Sometimes things don’t go as planned. Sometimes things don’t go at all. Right now I’m frustrated, angry, confused and demotivated. I started taking training and dieting seriously in fall last year, since then I’ve dropped a total of 10kg. If you’ve read my posts before you’ll know I’ve actually lost more than that, but now I’ve suddenly GAINED WEIGHT! 2kg to be more exact. I’m angry because this life changing journey of mine should be showing more results weight wise, but having been diagnosed with Crohns and this week something in my head and neck snapped and my neck is so extremely sore and now this LOAD OF BS.. My first though was “this is b*llshit”. My trainer was as shocked as me. I’ve been eating healthy, working out more than before, but something has disrupted the weight loss. I need to lose a kilo in a week or otherwise… I don’t know.. my trainer said we’d add even more workouts, but I’m all ready doing 7 days a week, I’m not sure I can handle it. I really need to fine tune my diet, check my calorie intake.

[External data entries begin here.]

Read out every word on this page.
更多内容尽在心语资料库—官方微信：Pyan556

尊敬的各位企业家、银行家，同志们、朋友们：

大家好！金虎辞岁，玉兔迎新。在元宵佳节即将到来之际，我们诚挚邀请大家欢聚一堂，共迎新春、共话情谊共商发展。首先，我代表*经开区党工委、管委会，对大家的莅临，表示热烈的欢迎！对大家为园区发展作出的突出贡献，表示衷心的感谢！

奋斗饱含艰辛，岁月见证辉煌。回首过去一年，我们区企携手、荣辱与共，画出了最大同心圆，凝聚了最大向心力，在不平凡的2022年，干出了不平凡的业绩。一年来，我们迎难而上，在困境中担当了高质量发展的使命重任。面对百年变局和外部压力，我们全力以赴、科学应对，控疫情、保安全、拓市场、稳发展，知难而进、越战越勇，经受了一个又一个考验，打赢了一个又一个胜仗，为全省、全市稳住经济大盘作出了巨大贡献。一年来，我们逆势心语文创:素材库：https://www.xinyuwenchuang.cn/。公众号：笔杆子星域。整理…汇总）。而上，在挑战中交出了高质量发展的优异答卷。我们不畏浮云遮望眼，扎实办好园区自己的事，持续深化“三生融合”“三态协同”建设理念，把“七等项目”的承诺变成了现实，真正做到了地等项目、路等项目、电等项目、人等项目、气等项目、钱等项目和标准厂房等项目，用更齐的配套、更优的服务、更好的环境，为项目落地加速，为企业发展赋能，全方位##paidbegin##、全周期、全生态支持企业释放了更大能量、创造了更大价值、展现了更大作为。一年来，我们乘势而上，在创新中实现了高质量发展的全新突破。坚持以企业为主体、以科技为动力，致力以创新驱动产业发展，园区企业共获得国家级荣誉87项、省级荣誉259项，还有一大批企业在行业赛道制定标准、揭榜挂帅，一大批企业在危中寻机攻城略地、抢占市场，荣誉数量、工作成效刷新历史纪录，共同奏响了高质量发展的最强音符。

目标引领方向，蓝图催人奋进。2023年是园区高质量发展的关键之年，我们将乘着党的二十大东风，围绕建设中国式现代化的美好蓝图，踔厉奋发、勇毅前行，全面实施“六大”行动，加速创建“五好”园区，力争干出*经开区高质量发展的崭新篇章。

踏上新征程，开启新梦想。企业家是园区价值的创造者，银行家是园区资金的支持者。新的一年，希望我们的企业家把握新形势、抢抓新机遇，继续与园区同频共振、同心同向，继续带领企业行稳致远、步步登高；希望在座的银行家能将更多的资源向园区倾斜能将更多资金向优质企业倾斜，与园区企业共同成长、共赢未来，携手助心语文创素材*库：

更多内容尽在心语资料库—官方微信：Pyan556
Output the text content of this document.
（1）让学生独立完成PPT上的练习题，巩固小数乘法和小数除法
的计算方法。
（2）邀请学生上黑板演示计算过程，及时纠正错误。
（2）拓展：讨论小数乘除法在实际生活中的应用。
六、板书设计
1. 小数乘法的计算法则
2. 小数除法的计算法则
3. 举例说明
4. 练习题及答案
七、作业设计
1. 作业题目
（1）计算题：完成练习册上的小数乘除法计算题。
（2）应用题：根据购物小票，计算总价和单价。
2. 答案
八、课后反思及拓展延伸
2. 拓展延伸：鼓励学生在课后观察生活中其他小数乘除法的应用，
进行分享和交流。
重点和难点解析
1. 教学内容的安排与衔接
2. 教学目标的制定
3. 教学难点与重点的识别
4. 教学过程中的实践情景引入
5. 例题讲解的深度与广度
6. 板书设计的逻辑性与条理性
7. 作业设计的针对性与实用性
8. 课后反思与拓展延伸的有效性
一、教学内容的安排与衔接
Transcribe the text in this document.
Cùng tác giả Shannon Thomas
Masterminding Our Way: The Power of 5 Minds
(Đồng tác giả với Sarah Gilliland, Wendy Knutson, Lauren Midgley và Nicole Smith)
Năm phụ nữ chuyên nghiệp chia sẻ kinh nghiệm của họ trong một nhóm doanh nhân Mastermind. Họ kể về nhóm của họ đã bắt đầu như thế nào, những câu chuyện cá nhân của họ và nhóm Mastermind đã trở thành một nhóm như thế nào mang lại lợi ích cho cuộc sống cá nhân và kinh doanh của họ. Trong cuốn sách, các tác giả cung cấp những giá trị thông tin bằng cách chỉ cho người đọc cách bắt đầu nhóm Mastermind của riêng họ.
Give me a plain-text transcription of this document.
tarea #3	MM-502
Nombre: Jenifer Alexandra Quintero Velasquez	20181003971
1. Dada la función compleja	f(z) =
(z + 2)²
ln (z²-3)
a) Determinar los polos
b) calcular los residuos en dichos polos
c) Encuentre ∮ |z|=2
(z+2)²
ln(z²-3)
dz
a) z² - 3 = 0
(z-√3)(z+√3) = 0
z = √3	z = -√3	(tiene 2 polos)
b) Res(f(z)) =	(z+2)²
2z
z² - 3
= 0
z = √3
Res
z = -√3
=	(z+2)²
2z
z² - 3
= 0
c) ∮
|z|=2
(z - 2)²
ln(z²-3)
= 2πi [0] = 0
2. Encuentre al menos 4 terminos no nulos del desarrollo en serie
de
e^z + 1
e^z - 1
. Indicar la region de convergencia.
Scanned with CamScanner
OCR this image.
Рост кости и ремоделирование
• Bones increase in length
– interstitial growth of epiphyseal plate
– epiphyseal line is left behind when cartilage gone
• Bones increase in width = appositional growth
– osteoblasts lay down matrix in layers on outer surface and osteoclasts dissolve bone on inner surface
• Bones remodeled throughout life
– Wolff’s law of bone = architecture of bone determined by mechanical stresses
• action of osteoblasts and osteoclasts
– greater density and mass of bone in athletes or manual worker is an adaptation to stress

Here’s a tip for you guys out there, make sure you eat enough!! I wasn’t eating enough before, and now I need to again keep track of my calories, maybe I’m not eating enough again. But this is seriously getting to me and I’m just furious with myself and my goddamn body that won’t do as I say. 🙂
But maybe the biggest difference is my mind, and my determination. A few years back something like this sent me off in a feeding frenzy, binge eating followed by depression and anxiety. Now although the same thoughts creep into my head, I can control them. They sound like a nagging spoiled brat now, not like a wise adult like they did before, ie. I’m not taking my thought too seriously. I just focus on the goal ahead and try to make every day count. You can’t be hard on yourself all the time. I need to focus my energy on the training, not on the past weeks that apparently hasn’t gone so good. Sigh, step one, I’m going to go drink a glass of water and some tea and eat something, chicken and salad, I promise!